Cos if it is too heavyweight then we gonna need another protocol.
@zensaiyuki @a_breakin_glass @enkiv2 @libc @byron @jauntywunderkind420 @loke
Man everything would be much nicer if JSON hadn't made commas and quotes mandatory.
@zensaiyuki @a_breakin_glass @enkiv2 @libc @byron @jauntywunderkind420 @loke
It does seem weird that they even needed an RFC to specify that.
@zensaiyuki @a_breakin_glass @enkiv2 @libc @byron @jauntywunderkind420 @loke
Yep.
I guess that's why I keep coming back to 'at the bottom of the tower of bits, you probably just want something like an array of machine words, a type tag, a length' and even then that gets messy, with bitness, word size, memory allocation, etc.
@zensaiyuki @a_breakin_glass @enkiv2 @libc @byron @jauntywunderkind420 @loke
Is there any One True Standard structured clone algorithm, or just a general approach?
@zensaiyuki @a_breakin_glass @enkiv2 @libc @byron @jauntywunderkind420 @loke
Ah, it's a Javascript thing?
But I thought you just said that JSON isn't great for desktop use and that we'd need a faster protocol?

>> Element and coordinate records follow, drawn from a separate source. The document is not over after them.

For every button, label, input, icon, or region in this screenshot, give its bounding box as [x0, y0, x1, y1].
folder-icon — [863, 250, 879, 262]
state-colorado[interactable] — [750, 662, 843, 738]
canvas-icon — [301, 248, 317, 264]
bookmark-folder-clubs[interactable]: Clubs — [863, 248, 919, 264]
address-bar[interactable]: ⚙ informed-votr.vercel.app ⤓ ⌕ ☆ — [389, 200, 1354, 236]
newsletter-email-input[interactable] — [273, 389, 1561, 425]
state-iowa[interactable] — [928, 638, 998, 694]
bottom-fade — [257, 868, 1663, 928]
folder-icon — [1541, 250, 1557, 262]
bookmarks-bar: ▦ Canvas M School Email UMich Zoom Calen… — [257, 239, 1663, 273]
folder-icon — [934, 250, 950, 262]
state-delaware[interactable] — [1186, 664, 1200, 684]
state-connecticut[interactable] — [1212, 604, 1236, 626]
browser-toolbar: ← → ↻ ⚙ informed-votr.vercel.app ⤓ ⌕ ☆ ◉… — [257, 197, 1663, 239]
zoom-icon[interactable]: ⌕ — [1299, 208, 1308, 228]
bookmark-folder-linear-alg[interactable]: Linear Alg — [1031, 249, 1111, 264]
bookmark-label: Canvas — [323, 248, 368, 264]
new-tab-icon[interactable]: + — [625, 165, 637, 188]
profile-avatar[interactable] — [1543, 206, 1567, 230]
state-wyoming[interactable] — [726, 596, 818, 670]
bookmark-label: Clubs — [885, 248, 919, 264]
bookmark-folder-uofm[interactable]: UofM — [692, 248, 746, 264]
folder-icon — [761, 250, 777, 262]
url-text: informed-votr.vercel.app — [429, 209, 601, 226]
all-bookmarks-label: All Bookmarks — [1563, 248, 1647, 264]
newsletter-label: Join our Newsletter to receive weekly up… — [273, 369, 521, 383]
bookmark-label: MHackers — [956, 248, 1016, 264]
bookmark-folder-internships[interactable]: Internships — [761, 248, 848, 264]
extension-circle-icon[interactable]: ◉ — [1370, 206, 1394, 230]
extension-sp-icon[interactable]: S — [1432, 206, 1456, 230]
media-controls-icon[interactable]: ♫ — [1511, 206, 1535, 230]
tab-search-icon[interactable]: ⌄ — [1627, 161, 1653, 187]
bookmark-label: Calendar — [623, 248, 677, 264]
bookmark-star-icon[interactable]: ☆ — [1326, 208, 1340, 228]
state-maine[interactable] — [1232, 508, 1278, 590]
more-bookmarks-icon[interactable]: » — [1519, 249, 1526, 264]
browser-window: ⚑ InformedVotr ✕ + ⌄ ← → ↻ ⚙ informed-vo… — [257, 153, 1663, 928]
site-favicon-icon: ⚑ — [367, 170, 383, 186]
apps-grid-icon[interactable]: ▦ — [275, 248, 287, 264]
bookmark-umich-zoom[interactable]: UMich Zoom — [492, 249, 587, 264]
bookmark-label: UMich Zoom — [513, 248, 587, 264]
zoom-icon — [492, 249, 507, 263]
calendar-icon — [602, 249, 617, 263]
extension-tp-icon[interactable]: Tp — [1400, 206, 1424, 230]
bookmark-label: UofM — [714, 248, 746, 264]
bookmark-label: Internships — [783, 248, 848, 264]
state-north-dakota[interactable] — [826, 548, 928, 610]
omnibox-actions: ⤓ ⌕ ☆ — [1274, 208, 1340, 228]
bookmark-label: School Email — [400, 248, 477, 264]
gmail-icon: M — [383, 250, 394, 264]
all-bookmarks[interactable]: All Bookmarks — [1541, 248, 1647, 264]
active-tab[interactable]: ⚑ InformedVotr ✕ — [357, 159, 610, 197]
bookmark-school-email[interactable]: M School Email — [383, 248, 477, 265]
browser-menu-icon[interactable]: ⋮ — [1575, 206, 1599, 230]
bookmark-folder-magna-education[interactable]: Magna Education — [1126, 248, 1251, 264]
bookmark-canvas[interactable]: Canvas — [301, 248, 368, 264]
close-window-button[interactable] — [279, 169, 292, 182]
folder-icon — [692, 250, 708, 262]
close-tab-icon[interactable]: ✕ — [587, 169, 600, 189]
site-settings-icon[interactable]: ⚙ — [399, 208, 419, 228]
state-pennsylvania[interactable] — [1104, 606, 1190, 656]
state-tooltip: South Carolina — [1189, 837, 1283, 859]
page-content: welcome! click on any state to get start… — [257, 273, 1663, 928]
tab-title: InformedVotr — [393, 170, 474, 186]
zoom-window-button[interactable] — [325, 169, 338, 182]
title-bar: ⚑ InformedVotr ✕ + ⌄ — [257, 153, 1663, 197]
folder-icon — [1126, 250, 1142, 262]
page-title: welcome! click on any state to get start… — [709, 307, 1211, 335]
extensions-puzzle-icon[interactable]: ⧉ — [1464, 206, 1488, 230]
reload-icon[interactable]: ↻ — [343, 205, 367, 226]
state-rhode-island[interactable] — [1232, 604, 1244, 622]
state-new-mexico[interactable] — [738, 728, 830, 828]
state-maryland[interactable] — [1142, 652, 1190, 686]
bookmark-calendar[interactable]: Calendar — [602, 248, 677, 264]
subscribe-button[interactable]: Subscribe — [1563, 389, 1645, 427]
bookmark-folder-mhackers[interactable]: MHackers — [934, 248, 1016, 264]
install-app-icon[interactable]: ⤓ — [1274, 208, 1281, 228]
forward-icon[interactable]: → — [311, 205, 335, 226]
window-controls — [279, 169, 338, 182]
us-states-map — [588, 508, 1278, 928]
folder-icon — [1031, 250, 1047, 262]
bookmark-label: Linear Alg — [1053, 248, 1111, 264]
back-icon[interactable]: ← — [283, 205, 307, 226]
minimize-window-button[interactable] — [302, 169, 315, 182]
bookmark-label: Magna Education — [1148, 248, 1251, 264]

Or would W3C Structured Clone allow Javascript objects to be shared outside the world of the Javascript VM?
@natecull @a_breakin_glass @enkiv2 @libc @byron @jauntywunderkind420 @loke it’s an html thing, technically. (html standard includes all the browser apis one typically thinks of as “javascript” but are in fact, webidl) and yes, it can technically transfer objects out of a javascript vm to other contexts
here’s the spec https://html.spec.whatwg.org/multipage/structured-data.html
@zensaiyuki @a_breakin_glass @enkiv2 @libc @byron @jauntywunderkind420 @loke
Having read this document, I find myself none the wiser as to what actually has been defined.
It seems to leave quite a lot up to the individual object? What does it serialize *to*?
also, lol, webidl originated with OMGIDL & CORBA. i have no idea how much CORBA legacy lives there.
for the most part WebIDL is abstract, is my impression. it defines what objects & platform stuff will be in the browser, what they will look like in JS. but i don't think it dictates how or what objects, methods, &c look like to the runtime, that they can structure themselves how they want. that said, there ARE language bindings for WebIDL that do just that, but i think the primary consumer of WebIDL is spec authors & browser users using it for reference materials, not for doing CORBA like stuff. i could be mistaken!
@zensaiyuki @natecull
pardon, chiming in at weird times. ya'll got into this split between the runtime objects & spec pretty shortly on your timelines. i keep jumping in where interested.
i agree it's weird & i really hope we can get webidl typing information more usable & in front of developers. it's weird that we have so many typescript enthusiasts, but so few people who care about types in the runtime??